It can seem disheartening that factually false – as in 180-degrees wrong, just-read-the-text wrong – arguments persist for a quarter of a century, but there is a lot of money in perpetuating these untruths. If you have fallen for one of these, you are not alone; the first step to understanding the criticism against the copyright monopoly is understanding what it is.

Therefore, as we uncover these misconceptions, we also learn what kind of legal mechanism the copyright monopoly is. (United States law will serve as an example for this article. Legislation is similar elsewhere.)

1. The copyright monopoly is just that: a monopoly.

The first fact is that the copyright monopoly is not property, but a monopoly. Normally, we hate monopolies and other forms of cartels. We raid their asses at dawn and haul them off to court for price-fixing. Property rights, on the other hand, are the basis for the entire economy. No wonder you try to put everything you do in the “property” camp rather than the “monopoly” camp.

We can observe how the copyright monopoly is enabled in the U.S. Constitution, article 1, section 8, which speaks of giving Congress the right to give authors and inventors an “exclusive right” – a legal term we would call “a monopoly” in everyday language. You can also hear this language between copyright monopoly lawyers – they don’t say “we own”, only PR people and lobbyists use that deceptive and erroneous language. Copyright monopoly lawyers are precise in their language. They say “we hold the exclusive rights”.

US Constitution: The Congress shall have the power […] to promote the Progress of Science and useful Arts, by securing for limited Times to Authors and Inventors the exclusive Right to their respective Writings and Discoveries.

(Some people protest this observation by claiming that property rights, too, are exclusive rights, and so this passage could just as well refer to property rights. That’s deceptive and not true, confirmed by the trivial observation that the US Constitution writes property when it means property, such as in the fifth amendment.)

The United States Constitution will have to serve as an example here. Other constitutions are similar.

Another obvious point to make here is that if the copyright monopoly were property, then the copyright monopoly laws would not have been needed in the first place, as property laws would suffice. But the copyright monopoly laws are on the books, and therefore obviously not dealing with property.

The copyright monopoly is actually four different conceptual monopolies. It is commercial monopolies on duplication and public performance, and it is so-called moral rights to be associated with one’s work and to have the right of veto against conceptual violations of it. These are four quite different mechanisms.

You can help spread understanding of the fact that the copyright monopoly is a monopoly by consistently saying “the copyright monopoly”, just like we do here and others do too.

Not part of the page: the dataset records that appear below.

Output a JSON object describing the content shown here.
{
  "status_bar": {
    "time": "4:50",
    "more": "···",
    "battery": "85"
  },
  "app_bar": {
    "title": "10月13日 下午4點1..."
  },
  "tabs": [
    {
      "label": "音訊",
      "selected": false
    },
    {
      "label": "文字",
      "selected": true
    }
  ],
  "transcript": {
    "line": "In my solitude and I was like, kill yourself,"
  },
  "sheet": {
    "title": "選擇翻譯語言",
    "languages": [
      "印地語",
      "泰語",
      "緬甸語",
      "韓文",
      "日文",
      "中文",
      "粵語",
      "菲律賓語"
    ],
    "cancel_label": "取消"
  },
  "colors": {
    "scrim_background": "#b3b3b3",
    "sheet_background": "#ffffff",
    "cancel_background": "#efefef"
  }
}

But copyright monopolists keep asserting the copyright monopoly is a form of property, so are they wrong? More than that. The copyright industry tries to whitewash their monopolies by calling them “property” whenever they can, in order to make their monopolies sound more palatable and justified – but using propagandistic words doesn’t change reality. In particular, this applies for the oft-peddled whitewashing term “intellectual property”, which you should never use except for like I do here, to tell people why it is completely wrong – for what it refers to is neither intellectual nor property. At best, it is industrial-era protectionism. (Just because you call a dogshit “lovely-smelling flower” through intense lobbying, that doesn’t make it smell good or actually be a flower. Don’t parrot lobbyist language.)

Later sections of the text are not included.